金箔なんて、安定性が高く変化しにくいので、食べたところで金箔混じりの排泄をして終了なのでは。でも、贅沢を自ら実感し、他に誇示する目的なのか、21世紀になってもまだ金箔を食べる習慣があるニッポン。
先日、ちょっとしたどうでもいい日本酒を購入してみたところ、お正月特別仕様ということなのか、金箔が添付されてきた。入れとけや。
オマケで金箔を付けちゃうなんて、どんだけ太っ腹なんだ? という気がしたのに加え、「ケータイなどを回収して豊富な廃レアメタルを再生しよう!」とか言っているヒトたちが何だか空虚に感じられた。裏で努力しているヒトの存在を知りながら、わざわざ浪費をする。
金箔が付いてくる、と言ってもわずか。指先に少し、という感じ。しかし、そのわずかな量も、大量生産大量消費を礼賛するニッポンに於いてはそれなりの量になることだろう。
「そんなの、下水処理場でレアメタル回収処理してるからいいんじゃい!」というヒトもいるだろうね。たしかに、税を使ってする事業としてはふさわしくなくないだろう。でもさ、ちょっと違和感あるんだよ。「給食費払ってるから、いただきますって言わせないでくれ」みたいな、変な気分。
ちょっくら調べてみる?
さて、この食用金箔について、ちゃんと丁寧な説明書きがありましたので紹介しましょう。

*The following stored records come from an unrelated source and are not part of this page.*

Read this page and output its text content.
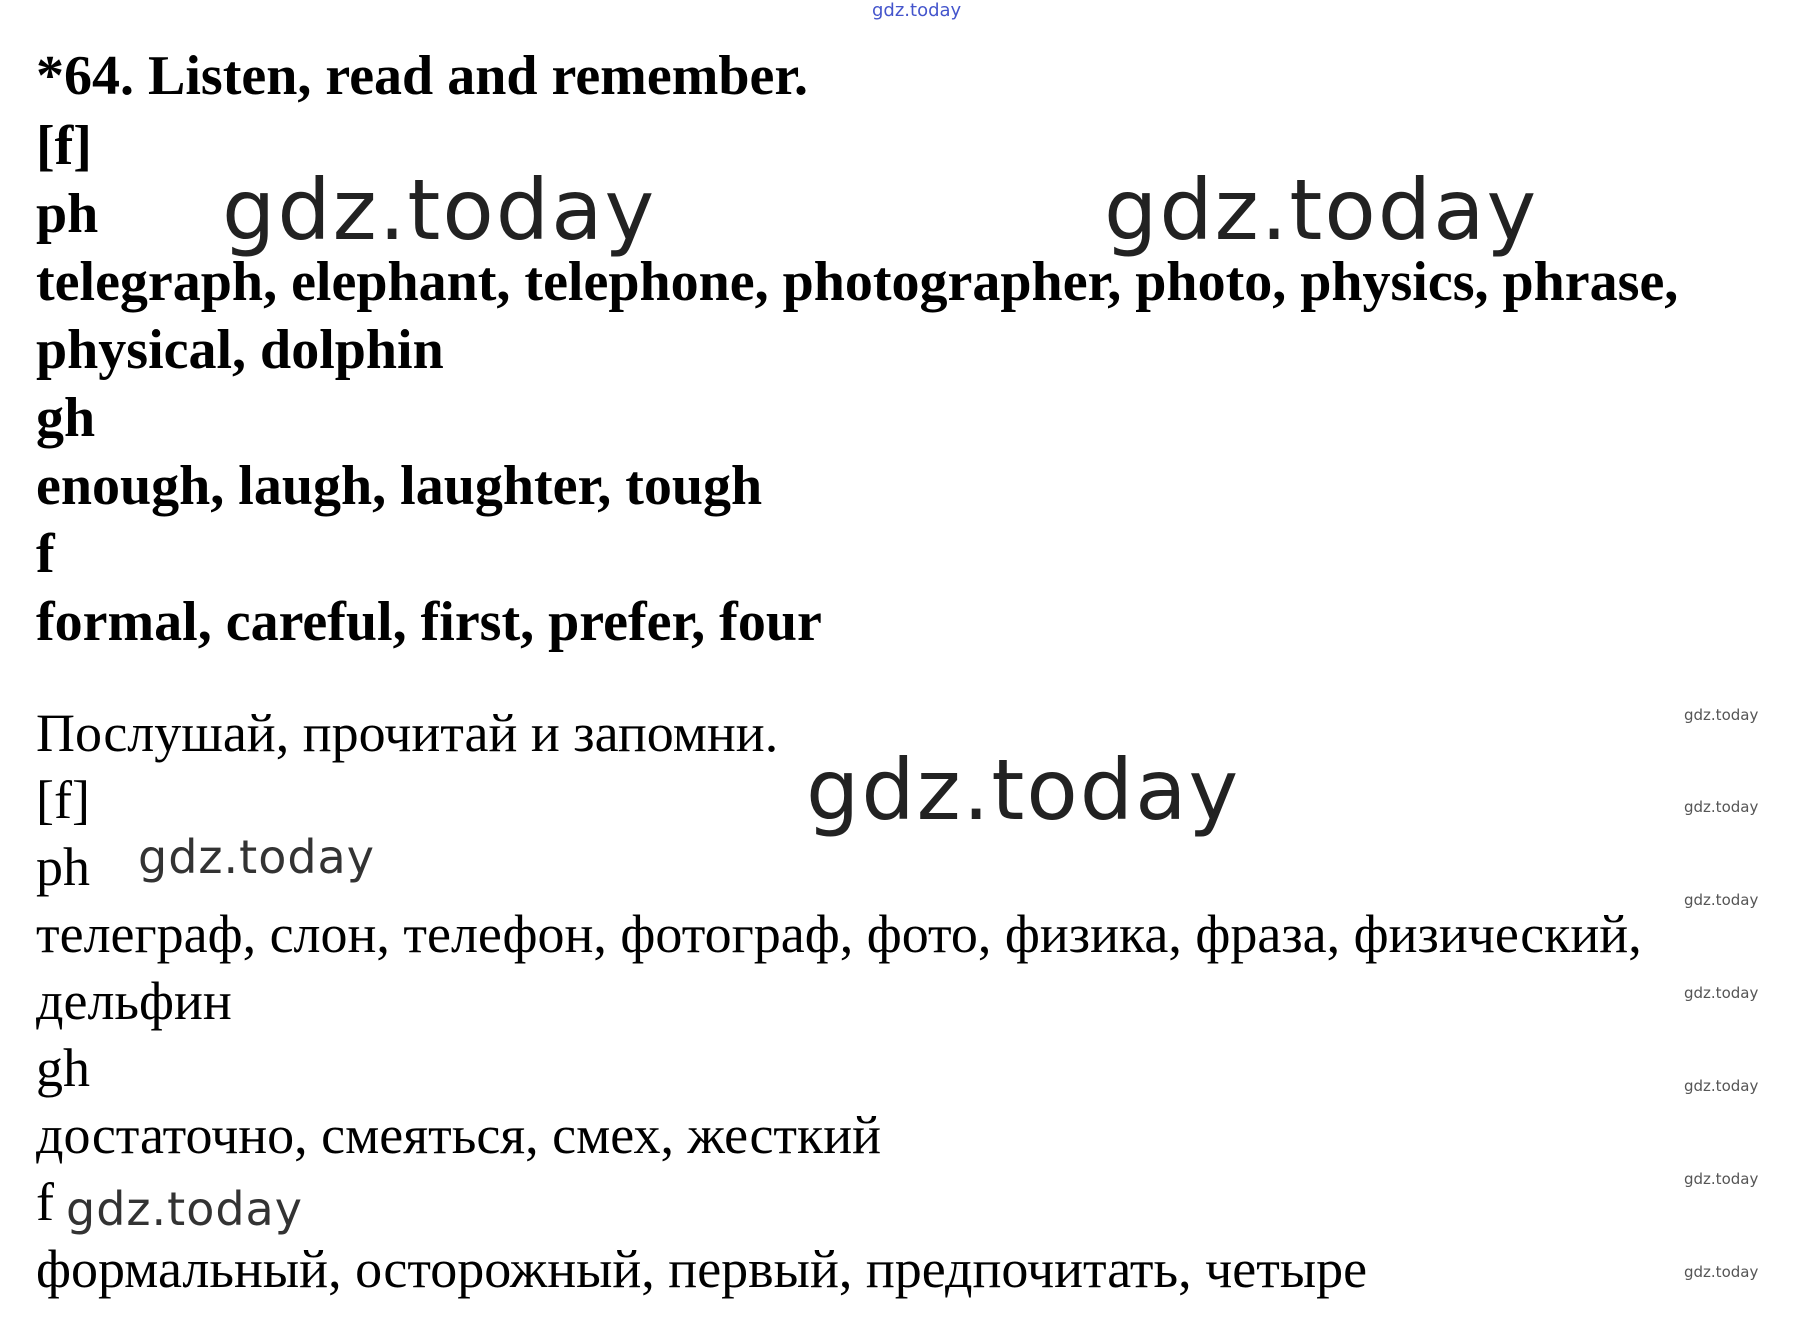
gdz.today
*64. Listen, read and remember.
[f]
ph
telegraph, elephant, telephone, photographer, photo, physics, phrase,
physical, dolphin
gh
enough, laugh, laughter, tough
f
formal, careful, first, prefer, four
Послушай, прочитай и запомни.
[f]
ph
телеграф, слон, телефон, фотограф, фото, физика, фраза, физический,
дельфин
gh
достаточно, смеяться, смех, жесткий
f
формальный, осторожный, первый, предпочитать, четыре
gdz.today	gdz.today
gdz.today
gdz.today
gdz.today
gdz.today
gdz.today
gdz.today
gdz.today
gdz.today
gdz.today
gdz.today
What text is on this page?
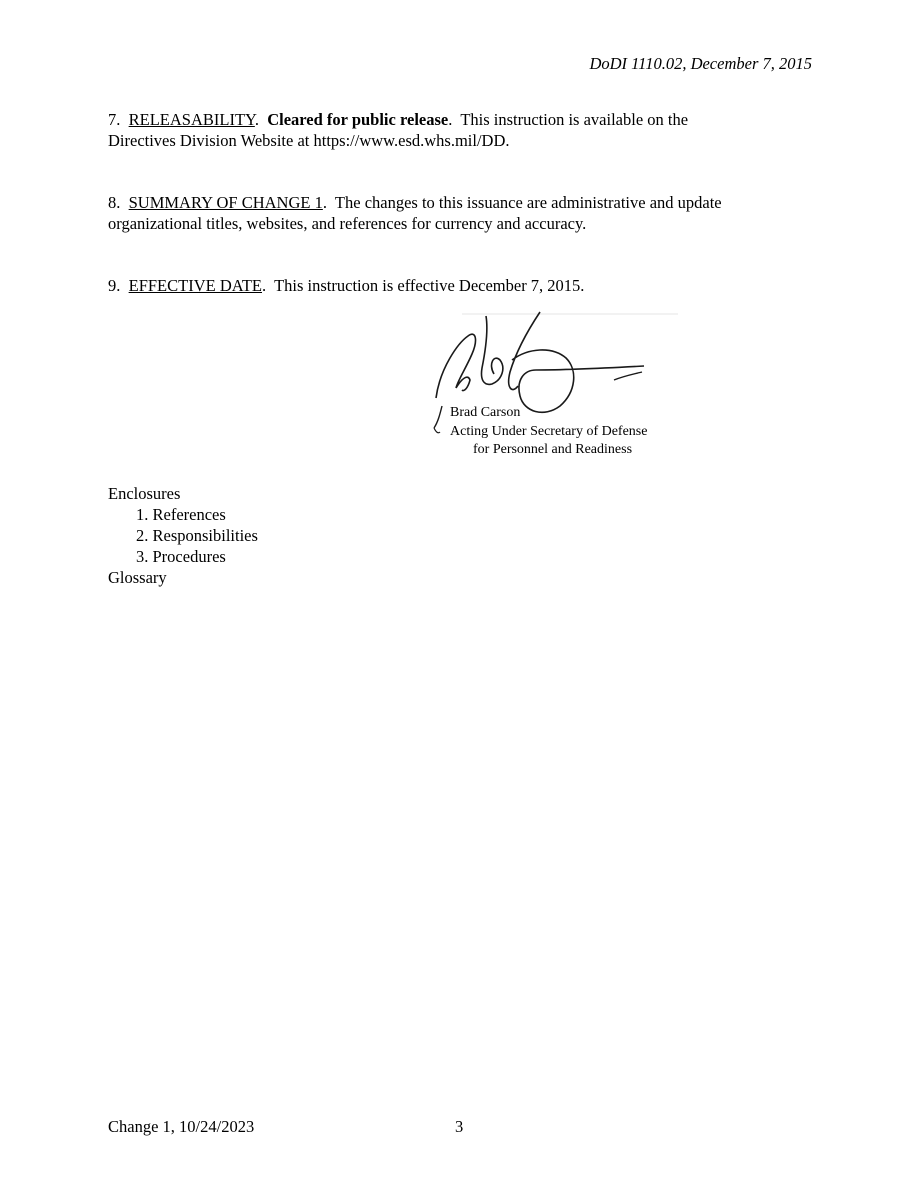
DoDI 1110.02, December 7, 2015
7. RELEASABILITY.  Cleared for public release.  This instruction is available on the
Directives Division Website at https://www.esd.whs.mil/DD.
8. SUMMARY OF CHANGE 1.  The changes to this issuance are administrative and update
organizational titles, websites, and references for currency and accuracy.
9. EFFECTIVE DATE.  This instruction is effective December 7, 2015.
Brad Carson
Acting Under Secretary of Defense
for Personnel and Readiness
Enclosures
1. References
2. Responsibilities
3. Procedures
Glossary
Change 1, 10/24/2023	3
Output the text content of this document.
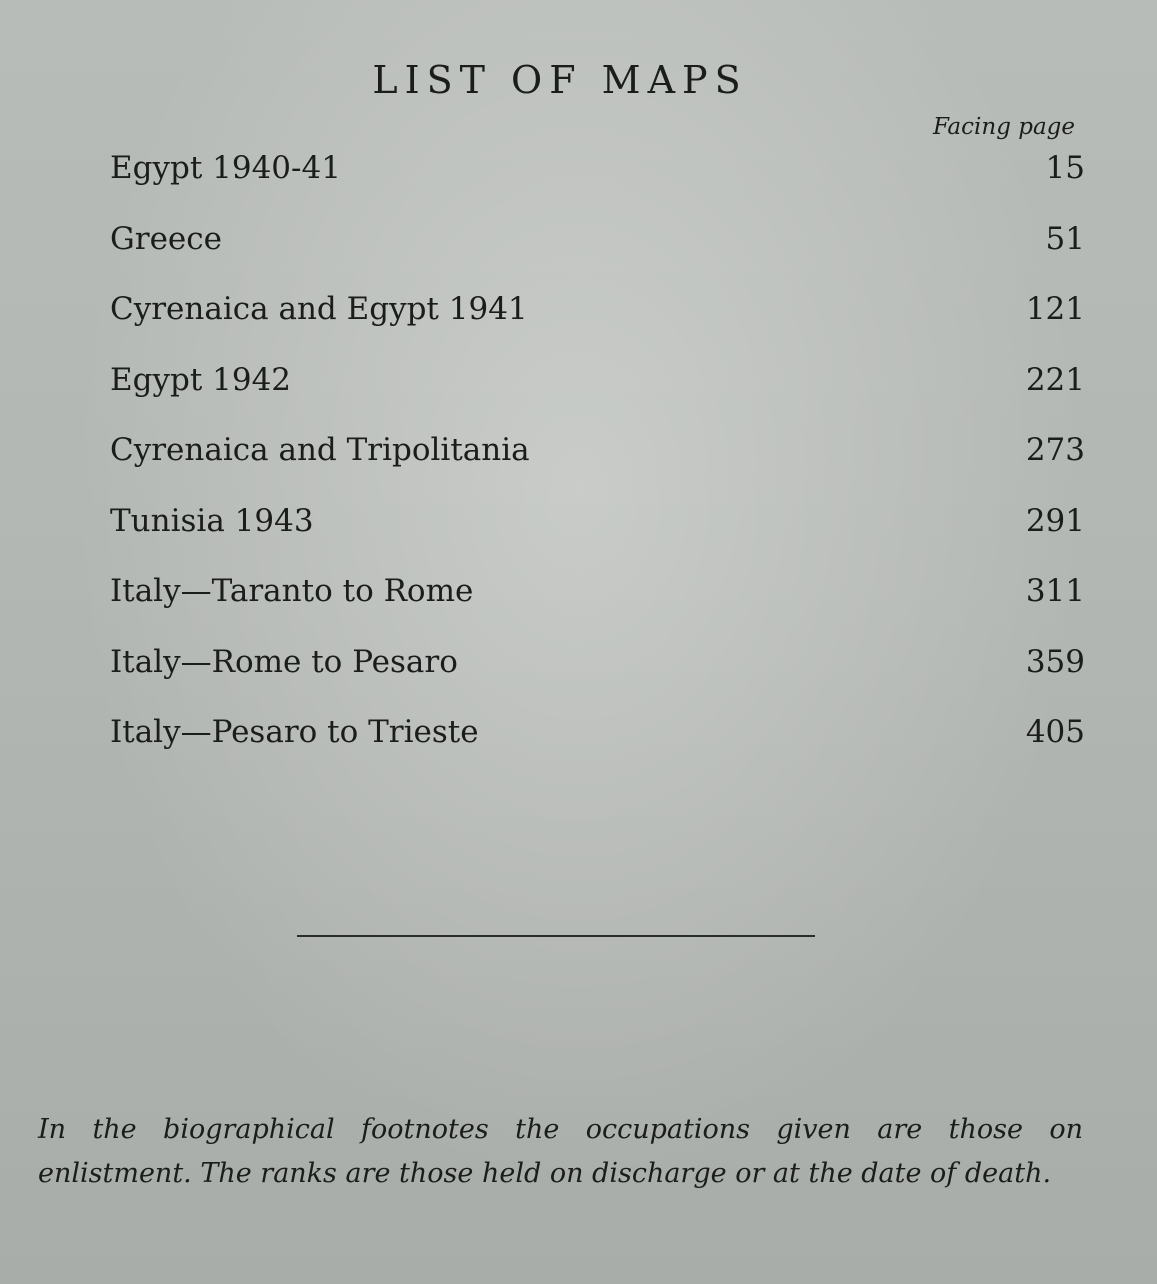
LIST OF MAPS
Facing page
Egypt 1940-41	15
Greece	51
Cyrenaica and Egypt 1941	121
Egypt 1942	221
Cyrenaica and Tripolitania	273
Tunisia 1943	291
Italy—Taranto to Rome	311
Italy—Rome to Pesaro	359
Italy—Pesaro to Trieste	405
In the biographical footnotes the occupations given are those on enlistment. The ranks are those held on discharge or at the date of death.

まず、目に付くように書かれているのは管理の問題。でも、たいていのニッポン人ならそこはさらりと読み飛ばしてしまうことでしょう。だから本質が見えなくなりがちなのかもしれないけど。
その次に、否応なく目に飛び込んでくるのはこれだ。
金の純度は99.9%です
こう書かれていると、もうすでに「この食用金箔は99.9%の金なのだ」と思い込んじゃいません? 思い込むよねぇ? でも、ちと待て。金屏風を貼る人とか蒔絵師とかの作業を思い出して貰いたい。あの人たちは薄くてペラペラないわゆる金箔をそーっと扱ってないか? 鼻息でも揺らいじゃうような、薄い箔だ。気軽に安物の酒に添付して添加できる用な雰囲気ではない。
価格とか高尚さとかじゃなくて、物体として取扱が難しそう。
それで、成分比もちゃんと書かれているので読んでみる。
プルラン95% 金3% ツェイン2%
「金の純度は99.9%」に目が眩んじゃうと見えなくなるけれども、「食用金箔」に含まれている重量比3%の金の純度が99.9%っていうことだ。純度が100%じゃないから、実際には2.997%くらいなのかもしれません。
じゃ、残りの大部分を占める「プルラン」と、申し訳程度に添加されている「ツェイン」って何だ?
天然由来のフィルムシート
どちらもフィルムだと言うことがわかりました。片方が水溶性で、片方が非水溶性。詳しい構造についての説明はなかったけど、きっとこういうことなんじゃないか?
- 金箔そのものはピラピラすぎて一般人には気軽に扱いづらい
- なら、補強しよう(プルランでコーティング)
- 水溶性シートだと湿気を吸って互いにくっつき合うので、さらにコーティングしよう(ツェイン)
フィルムコートすることで、ある程度の張りや強度が出てくるので、扱いが簡単になりそうです。
阿呆みたいにいろんな種類がある食用金箔
プルラン・ツェインともに、いろいろな人が解説していますので詳しくはグーグる先生のお導きを頼って頂くとして、この食用金箔をほぼ寡占していると思われるツキオカのウェブサイトをみてウケた! 種類ありすぎだろ!
そして、意外に安い。これでも充分儲かっているんだろうから、原価どんだけなんだ? と不安になる。
中には「祝」などの文字に切り抜かれた食用金箔までちゃんと用意されてるんだから、ため息が出ちゃう。おせち料理セットの黒豆パートの原価を23円押し上げる要因は、お前だったのか! 見落としがちだけれども、こういうのって、あるよなー。感心する。
その商品レビューがまたおかしい。
これでいつもの料理もお正月らしくなると思います。
なぜ金箔が付くといつものお正月らしくなるんだ? とか。ツッコミ所満載のレビューコメントで平和に賑わっているようです。